Notwithstanding all the pain and grief that the Trump pandemic has caused every organization, his continuing insane protestations, and his malicious if not criminal interference with the transition to the Biden presidency, the end of the nation's nightmare is in sight. As we start to give serious thought to a more normal operation of our businesses, there are actually a few important opportunities buried amid all of the political noise, as well as complex legal, health and regulatory concerns, that shouldn't be overlooked.
Just as the people issues were critical to the virus-necessitated downsizing, they're going to be even more central as you scale your team back up to fighting strength, regardless of where physically or virtually they happen to end up working. And maybe the most significant question at this point is -- putting aside all of the emotional issues, personal connections, and loyalties, which is easy to say and very tough to do -- which of your people you will be hiring back. Getting off to the right start is extra crucial at this point because there won't be enough time or any tolerance for do-overs. As they say at NASA: Off by an inch at launch, miss the moon by miles.
Part and parcel of the personnel decision-making process is deciding whom on your current smaller and sleeker team you're going to trust and involve in the evaluation and selection process. Remember as you work your way through this analysis that, virus aside, there weren't many companies that wouldn't have benefitted from belt-tightening and headcount reductions that might not have been popular or politically correct in the past. Now's a unique moment when you have permission, board support, and realistic justifications to make at least some of the changes and cuts that were probably long overdue.

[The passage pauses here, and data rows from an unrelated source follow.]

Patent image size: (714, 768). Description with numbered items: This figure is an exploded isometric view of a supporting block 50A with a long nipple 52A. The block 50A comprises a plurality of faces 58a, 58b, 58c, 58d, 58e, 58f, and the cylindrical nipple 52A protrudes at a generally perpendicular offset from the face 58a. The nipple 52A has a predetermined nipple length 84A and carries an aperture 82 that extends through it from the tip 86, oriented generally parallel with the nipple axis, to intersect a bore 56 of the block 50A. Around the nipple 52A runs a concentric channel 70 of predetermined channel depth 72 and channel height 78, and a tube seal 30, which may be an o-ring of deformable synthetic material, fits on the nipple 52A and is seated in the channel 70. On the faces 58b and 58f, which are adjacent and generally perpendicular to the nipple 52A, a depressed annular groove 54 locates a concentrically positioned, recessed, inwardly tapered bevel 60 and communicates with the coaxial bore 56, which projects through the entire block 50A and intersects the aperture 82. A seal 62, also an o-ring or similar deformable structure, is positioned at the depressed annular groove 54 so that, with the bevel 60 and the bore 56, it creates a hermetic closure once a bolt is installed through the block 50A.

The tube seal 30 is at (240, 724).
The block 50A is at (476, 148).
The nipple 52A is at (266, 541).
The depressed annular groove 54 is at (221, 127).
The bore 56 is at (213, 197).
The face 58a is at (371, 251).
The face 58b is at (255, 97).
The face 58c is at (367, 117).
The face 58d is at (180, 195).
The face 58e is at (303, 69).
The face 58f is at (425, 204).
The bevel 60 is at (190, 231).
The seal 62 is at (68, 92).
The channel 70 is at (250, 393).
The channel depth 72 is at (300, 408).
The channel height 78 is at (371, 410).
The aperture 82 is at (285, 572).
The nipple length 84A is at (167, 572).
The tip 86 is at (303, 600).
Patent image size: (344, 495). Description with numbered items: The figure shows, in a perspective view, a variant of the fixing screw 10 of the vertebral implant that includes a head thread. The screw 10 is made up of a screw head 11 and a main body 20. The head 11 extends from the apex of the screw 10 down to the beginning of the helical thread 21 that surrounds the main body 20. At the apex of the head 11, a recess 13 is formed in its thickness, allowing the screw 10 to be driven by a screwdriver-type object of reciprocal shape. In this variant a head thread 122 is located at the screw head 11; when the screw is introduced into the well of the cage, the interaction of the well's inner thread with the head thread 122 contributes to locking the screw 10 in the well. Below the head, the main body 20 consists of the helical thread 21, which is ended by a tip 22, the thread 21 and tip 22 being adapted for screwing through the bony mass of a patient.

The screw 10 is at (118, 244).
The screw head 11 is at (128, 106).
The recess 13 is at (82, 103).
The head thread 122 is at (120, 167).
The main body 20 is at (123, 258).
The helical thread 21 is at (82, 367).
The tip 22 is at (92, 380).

Here's what I can tell you for sure. The easy and wrong answer for virtually every one of us is to try to bring back all those people who used to work for you. Even if, once the first 100 million folks are vaccinated, the economy explodes positively and your customer demand and order volume increases rapidly and exponentially, it still makes sense to take your time and do an internal audit, including a top-to-bottom review of the entire workforce. We're all anxious to get moving again at warp speed (no pun intended), but this is really a critical juncture when a little extra time is a very worthwhile investment in your future. Nothing's gonna be easy or normal for a while yet and you need the very best people you can attract -- not necessarily the ones who are handy, easy, or waiting in the wings.

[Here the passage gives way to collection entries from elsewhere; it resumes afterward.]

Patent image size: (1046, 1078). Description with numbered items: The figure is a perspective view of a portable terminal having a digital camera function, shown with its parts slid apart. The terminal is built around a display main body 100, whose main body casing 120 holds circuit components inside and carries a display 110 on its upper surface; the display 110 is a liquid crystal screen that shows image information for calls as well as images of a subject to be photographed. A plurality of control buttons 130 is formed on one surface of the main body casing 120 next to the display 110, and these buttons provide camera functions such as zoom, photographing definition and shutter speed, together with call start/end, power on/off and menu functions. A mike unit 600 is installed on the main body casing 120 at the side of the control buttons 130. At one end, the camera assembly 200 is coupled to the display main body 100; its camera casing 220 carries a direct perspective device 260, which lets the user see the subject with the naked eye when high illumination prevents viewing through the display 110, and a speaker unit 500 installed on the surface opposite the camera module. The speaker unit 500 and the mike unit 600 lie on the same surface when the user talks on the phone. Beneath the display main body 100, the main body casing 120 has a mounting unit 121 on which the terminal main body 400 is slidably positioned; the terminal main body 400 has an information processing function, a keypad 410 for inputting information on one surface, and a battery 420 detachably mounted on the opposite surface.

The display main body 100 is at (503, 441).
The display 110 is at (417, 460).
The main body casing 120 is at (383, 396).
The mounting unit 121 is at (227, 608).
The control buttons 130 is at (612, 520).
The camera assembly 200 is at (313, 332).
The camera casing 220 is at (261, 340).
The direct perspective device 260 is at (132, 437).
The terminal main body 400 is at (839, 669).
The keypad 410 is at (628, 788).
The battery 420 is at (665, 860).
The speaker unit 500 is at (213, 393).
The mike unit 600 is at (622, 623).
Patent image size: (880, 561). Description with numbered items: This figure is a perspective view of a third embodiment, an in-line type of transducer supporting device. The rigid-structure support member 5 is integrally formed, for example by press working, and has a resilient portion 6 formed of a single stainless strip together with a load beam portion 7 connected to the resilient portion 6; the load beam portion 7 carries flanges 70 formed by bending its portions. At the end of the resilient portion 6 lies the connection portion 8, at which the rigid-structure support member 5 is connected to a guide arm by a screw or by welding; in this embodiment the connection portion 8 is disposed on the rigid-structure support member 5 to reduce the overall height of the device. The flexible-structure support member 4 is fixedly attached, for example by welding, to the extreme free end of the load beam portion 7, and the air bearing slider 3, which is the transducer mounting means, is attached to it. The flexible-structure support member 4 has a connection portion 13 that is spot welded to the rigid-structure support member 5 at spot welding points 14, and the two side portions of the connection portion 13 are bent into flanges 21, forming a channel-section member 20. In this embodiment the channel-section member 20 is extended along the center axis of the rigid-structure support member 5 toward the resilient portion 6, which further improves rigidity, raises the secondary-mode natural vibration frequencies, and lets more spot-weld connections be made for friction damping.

No company has ever addressed these kinds of issues better and more succinctly than Netflix, which developed and articulated the basic Keeper test and all of its corollaries. Simply stated, it asks each manager to decide which of their employees they would fight to keep or, in the current case, who they'd argue aggressively to hire back. In an amazingly high number of cases, the decisions are very clear and fairly easy. It's not about loyalty. It's not about good intentions. It's not about trying hard. It's about production and results. Nothing else puts bread on the table and gets the job done. Look for the meat eaters and the ones who will help you get to where you're headed.

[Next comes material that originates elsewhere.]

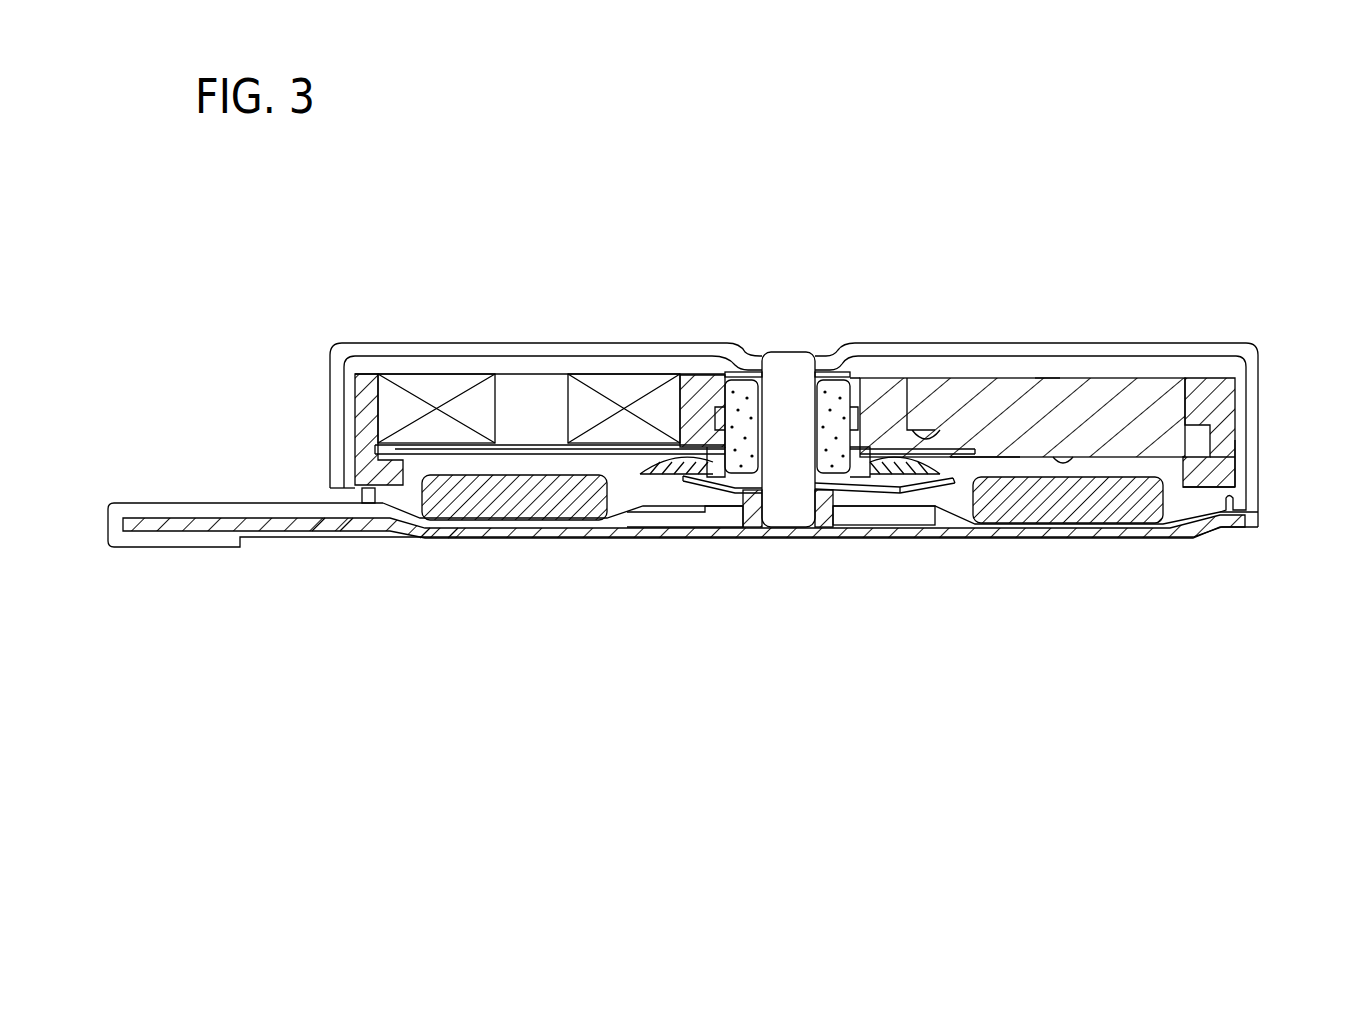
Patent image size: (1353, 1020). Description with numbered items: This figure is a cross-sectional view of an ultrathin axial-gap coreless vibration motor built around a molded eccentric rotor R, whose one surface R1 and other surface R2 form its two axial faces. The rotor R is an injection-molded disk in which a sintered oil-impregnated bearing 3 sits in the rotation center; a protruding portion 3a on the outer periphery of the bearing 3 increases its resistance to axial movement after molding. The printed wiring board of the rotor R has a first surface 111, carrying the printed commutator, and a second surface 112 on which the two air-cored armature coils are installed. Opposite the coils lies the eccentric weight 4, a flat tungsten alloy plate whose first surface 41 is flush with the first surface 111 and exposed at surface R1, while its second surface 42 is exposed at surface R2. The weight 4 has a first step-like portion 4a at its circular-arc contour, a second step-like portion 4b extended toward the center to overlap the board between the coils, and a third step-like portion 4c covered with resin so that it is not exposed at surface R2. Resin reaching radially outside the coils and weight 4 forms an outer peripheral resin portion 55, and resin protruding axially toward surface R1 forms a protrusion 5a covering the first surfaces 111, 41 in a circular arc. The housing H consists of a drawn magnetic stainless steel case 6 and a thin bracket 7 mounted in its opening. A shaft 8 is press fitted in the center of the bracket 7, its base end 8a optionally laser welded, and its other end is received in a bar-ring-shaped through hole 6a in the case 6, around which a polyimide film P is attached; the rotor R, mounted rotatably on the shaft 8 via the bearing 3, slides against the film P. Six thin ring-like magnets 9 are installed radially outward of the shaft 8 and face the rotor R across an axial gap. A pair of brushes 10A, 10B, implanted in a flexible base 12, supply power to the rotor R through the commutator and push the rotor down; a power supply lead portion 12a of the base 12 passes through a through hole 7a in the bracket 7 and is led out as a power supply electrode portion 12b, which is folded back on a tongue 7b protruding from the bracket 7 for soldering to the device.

Adequate and average employees need to move on and work elsewhere to make room for exceptional players and stars. It's the same mindset you used to see at auto dealerships and at ad agencies. You sell cars or you hit the bricks. The agency loses a big client and the whole account team is looking for work elsewhere. Economist Tyler Cowen wrote a book a while ago called Average Is Over, and ain't it the truth. As you pull your team back together, good enough just won't get the job done; you have to be cold and calculating because the moment you settle for OK, you'll end up with less than you settled for.
And please be sure to watch out for false economies. It's easy to talk yourself into hiring or rehiring people who are underpaid and a "bargain." But they're still a bad deal for your business. The truth is that, if they have any brains and balls, they won't stay long anyway because they'll find a place where they're more valued and appreciated. If their prime virtue is their price and not their productivity, you're selling your business short. Cheap is the solution for managers who can't figure out better.
Bottom line: Don't bring someone back for anything but the best of reasons. If they can't help you build a better and stronger future for your business, then they need to find another job and, honestly, not only don't you "owe" them employment, but you'll also be doing them a favor by offering them a chance to find a better opening elsewhere, rather than a crutch or a sinecure.